In the second weekly session, he works with the child's parents on behavioral issues. "Defiance at home is a common problem after trauma, so we develop discipline plans to reduce oppositional behavior. We do this before we even get into a discussion about the actual trauma," says Dr. Scheeringa.
In subsequent sessions, the child is encouraged to talk about her emotions and where she physically feels them in her body (such as the heart, stomach, or throat). She also learns relaxation skills including muscle relaxation and deep breathing.
Only then does the work of "exposure" begin -- in which the child is slowly guided to revisit the trauma and learn to cope with the resulting anxiety. Maya, for example, may be asked to choose one component of her trauma, like the fact that it was a red truck that hit her family's car. She will then draw the truck, talk about how she feels, and use her relaxation techniques when she gets anxious.
After that, her "homework" will be to go into the community with her mom and find a red truck and look at it for 30 seconds. A week later, she'll be asked to touch it. After that, she and her mother will drive alongside a red truck on the highway. Eventually they will return to the exact spot where the accident occurred. Each step is more difficult, and each time Maya uses her relaxation skills to ease her symptoms.
Throughout treatment, there are many things parents can do to support their children. In Maya's case, her parents can avoid driving by the accident location whenever possible. "It's better to work up to that in a controlled way during therapy," Dr. Scheeringa says. If her carseat was on the right side of the car, something as simple as moving it to the left may also help.
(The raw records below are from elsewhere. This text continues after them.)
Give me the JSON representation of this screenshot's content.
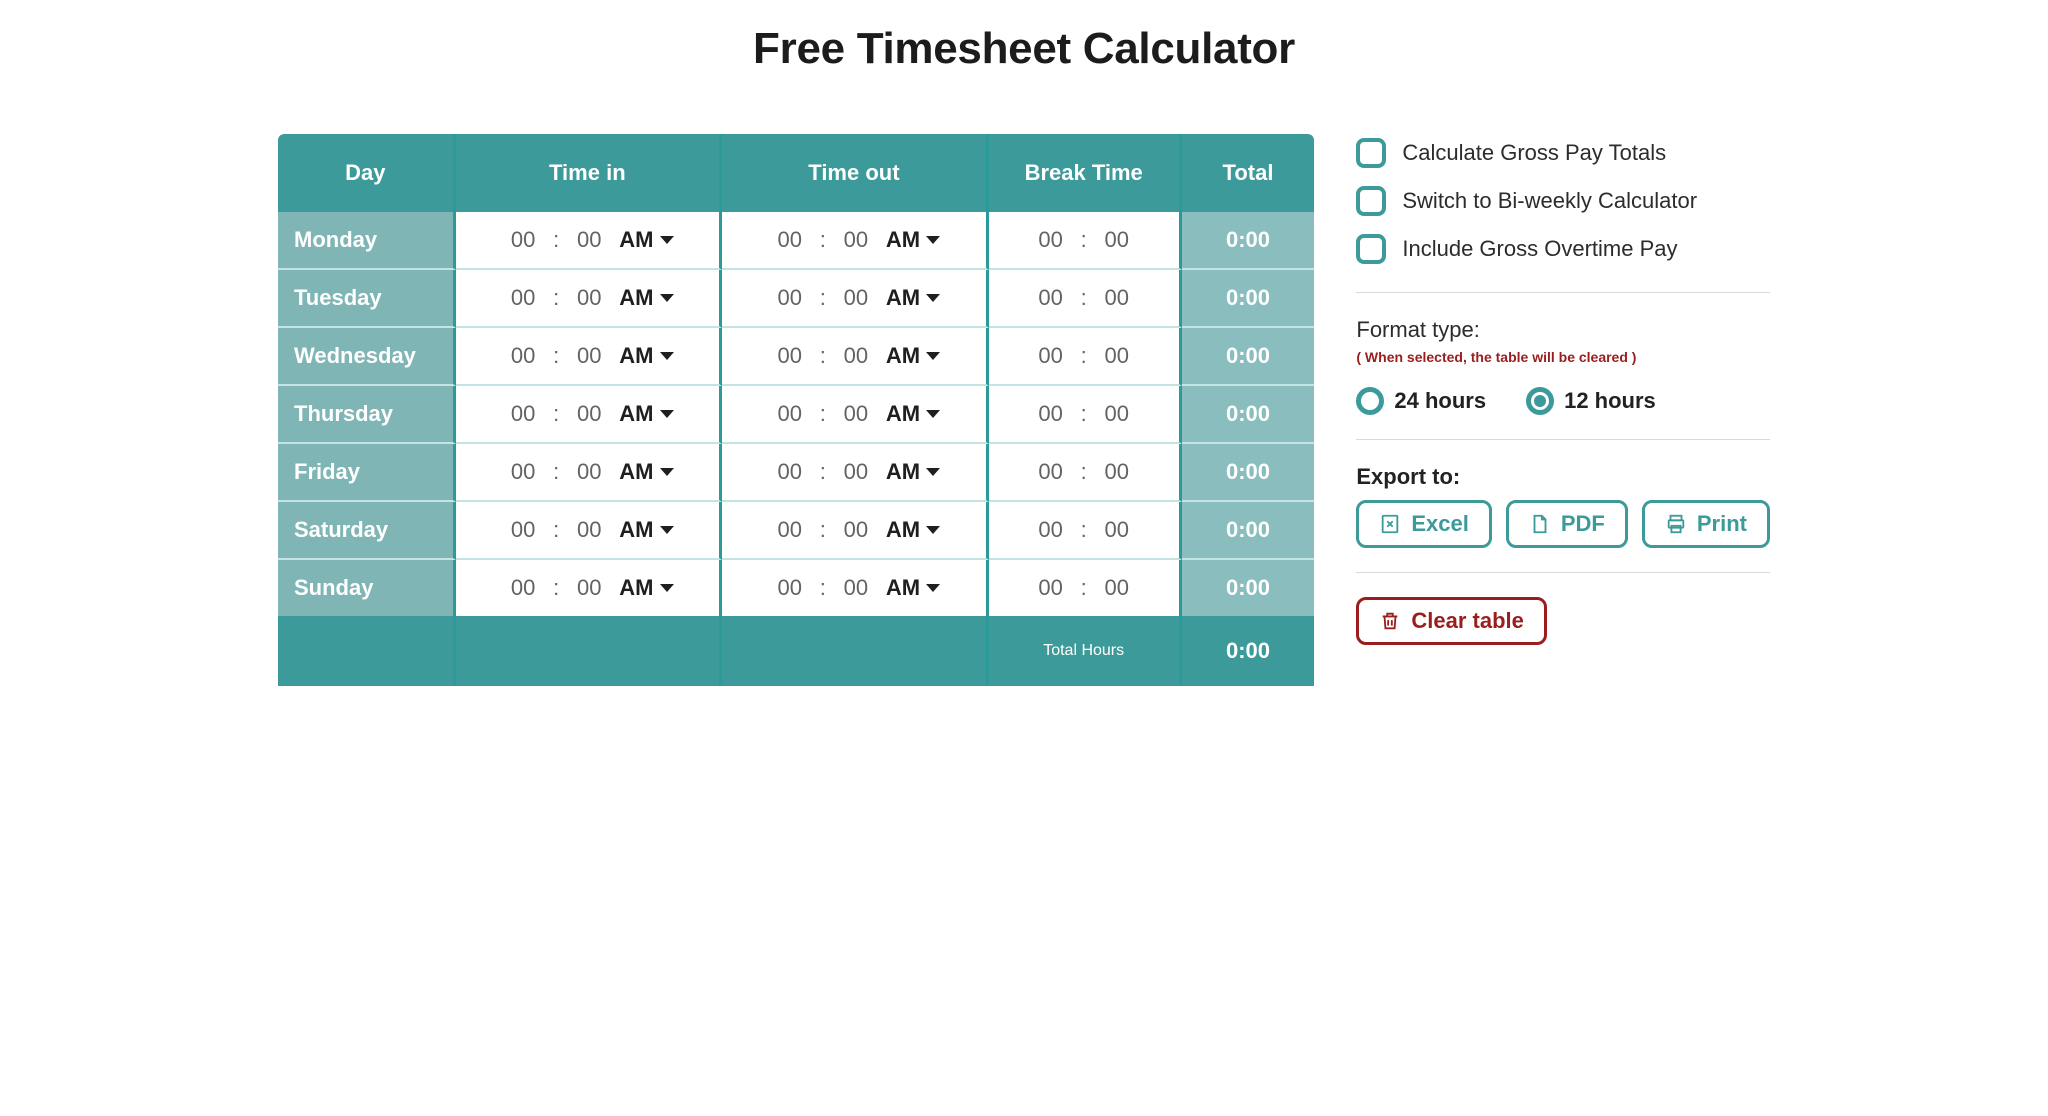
{
  "title": "Free Timesheet Calculator",
  "table": {
    "headers": {
      "day": "Day",
      "time_in": "Time in",
      "time_out": "Time out",
      "break": "Break Time",
      "total": "Total"
    },
    "rows": [
      {
        "day": "Monday",
        "in_h": "00",
        "in_m": "00",
        "in_ampm": "AM",
        "out_h": "00",
        "out_m": "00",
        "out_ampm": "AM",
        "break_h": "00",
        "break_m": "00",
        "total": "0:00"
      },
      {
        "day": "Tuesday",
        "in_h": "00",
        "in_m": "00",
        "in_ampm": "AM",
        "out_h": "00",
        "out_m": "00",
        "out_ampm": "AM",
        "break_h": "00",
        "break_m": "00",
        "total": "0:00"
      },
      {
        "day": "Wednesday",
        "in_h": "00",
        "in_m": "00",
        "in_ampm": "AM",
        "out_h": "00",
        "out_m": "00",
        "out_ampm": "AM",
        "break_h": "00",
        "break_m": "00",
        "total": "0:00"
      },
      {
        "day": "Thursday",
        "in_h": "00",
        "in_m": "00",
        "in_ampm": "AM",
        "out_h": "00",
        "out_m": "00",
        "out_ampm": "AM",
        "break_h": "00",
        "break_m": "00",
        "total": "0:00"
      },
      {
        "day": "Friday",
        "in_h": "00",
        "in_m": "00",
        "in_ampm": "AM",
        "out_h": "00",
        "out_m": "00",
        "out_ampm": "AM",
        "break_h": "00",
        "break_m": "00",
        "total": "0:00"
      },
      {
        "day": "Saturday",
        "in_h": "00",
        "in_m": "00",
        "in_ampm": "AM",
        "out_h": "00",
        "out_m": "00",
        "out_ampm": "AM",
        "break_h": "00",
        "break_m": "00",
        "total": "0:00"
      },
      {
        "day": "Sunday",
        "in_h": "00",
        "in_m": "00",
        "in_ampm": "AM",
        "out_h": "00",
        "out_m": "00",
        "out_ampm": "AM",
        "break_h": "00",
        "break_m": "00",
        "total": "0:00"
      }
    ],
    "footer": {
      "label": "Total Hours",
      "value": "0:00"
    }
  },
  "options": {
    "gross_pay_label": "Calculate Gross Pay Totals",
    "biweekly_label": "Switch to Bi-weekly Calculator",
    "overtime_label": "Include Gross Overtime Pay"
  },
  "format": {
    "label": "Format type:",
    "warning": "( When selected, the table will be cleared )",
    "option24": "24 hours",
    "option12": "12 hours",
    "selected": "12"
  },
  "export": {
    "label": "Export to:",
    "excel": "Excel",
    "pdf": "PDF",
    "print": "Print"
  },
  "clear_label": "Clear table"
}
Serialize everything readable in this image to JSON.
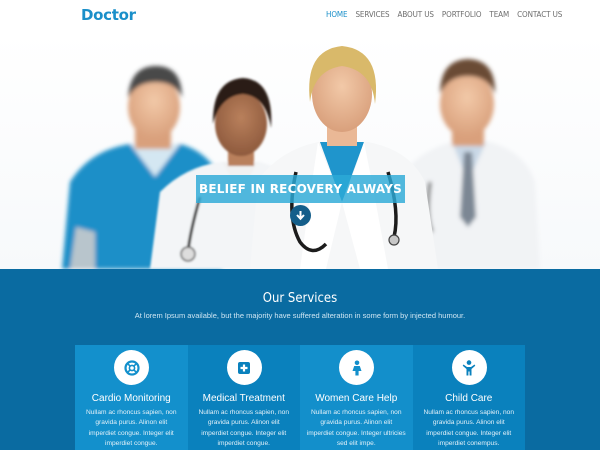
{
  "header": {
    "logo": "Doctor",
    "nav": [
      "HOME",
      "SERVICES",
      "ABOUT US",
      "PORTFOLIO",
      "TEAM",
      "CONTACT US"
    ],
    "active_index": 0
  },
  "hero": {
    "banner": "BELIEF IN RECOVERY ALWAYS",
    "arrow_icon": "arrow-down-circle-icon"
  },
  "services": {
    "title": "Our Services",
    "subtitle": "At lorem Ipsum available, but the majority have suffered alteration in some form by injected humour.",
    "items": [
      {
        "icon": "lifebuoy-icon",
        "title": "Cardio Monitoring",
        "text": "Nullam ac rhoncus sapien, non gravida purus. Alinon elit imperdiet congue. Integer elit imperdiet congue."
      },
      {
        "icon": "medical-plus-icon",
        "title": "Medical Treatment",
        "text": "Nullam ac rhoncus sapien, non gravida purus. Alinon elit imperdiet congue. Integer elit imperdiet congue."
      },
      {
        "icon": "woman-icon",
        "title": "Women Care Help",
        "text": "Nullam ac rhoncus sapien, non gravida purus. Alinon elit imperdiet congue. Integer ultricies sed elit impe."
      },
      {
        "icon": "child-icon",
        "title": "Child Care",
        "text": "Nullam ac rhoncus sapien, non gravida purus. Alinon elit imperdiet congue. Integer elit imperdiet conempus."
      }
    ]
  },
  "colors": {
    "brand": "#1a8fc9",
    "services_bg": "#0a6ba1",
    "banner_bg": "#2caad7"
  }
}
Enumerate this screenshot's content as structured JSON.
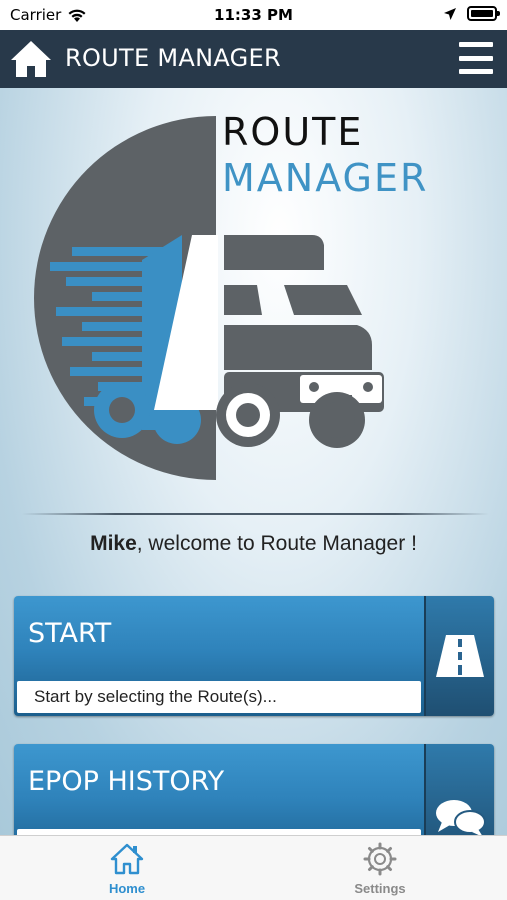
{
  "status_bar": {
    "carrier": "Carrier",
    "time": "11:33 PM"
  },
  "header": {
    "title": "ROUTE MANAGER"
  },
  "logo": {
    "word1": "ROUTE",
    "word2": "MANAGER"
  },
  "welcome": {
    "user": "Mike",
    "text": ", welcome to Route Manager !"
  },
  "cards": [
    {
      "title": "START",
      "subtitle": "Start by selecting the Route(s)...",
      "icon": "road-icon"
    },
    {
      "title": "EPOP HISTORY",
      "subtitle": "",
      "icon": "chat-bubbles-icon"
    }
  ],
  "tabs": [
    {
      "label": "Home",
      "icon": "home-icon",
      "active": true
    },
    {
      "label": "Settings",
      "icon": "gear-icon",
      "active": false
    }
  ],
  "colors": {
    "header_bg": "#28394a",
    "accent_blue": "#3f93c5",
    "tab_active": "#2f8fcf",
    "tab_inactive": "#8a8a8a"
  }
}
In addition, once the child has finished treatment and her symptoms are manageable, parents can prepare for future relapses. "A year later or five years later, she may be in another accident or her sister may be. We know that can happen, so we prepare for it." He helps the child and parent develop a safety plan. Take a severe storm, for example -- perhaps the child lived through a hurricane and thought she might die. In the future, whenever the severe weather is forecast, the parent and her child can prepare for a possible recurrence by discussing the fact that a storm is coming and acknowledging that the child may feel scared. When the weather hits, the parent can help the child feel secure by spending time with her, distracting her with games or movies, and encouraging her to use her relaxation techniques if she feels anxious. Says Dr. Scheeringa, "This way the child feels, 'Mom's got my back. I'm not in this alone."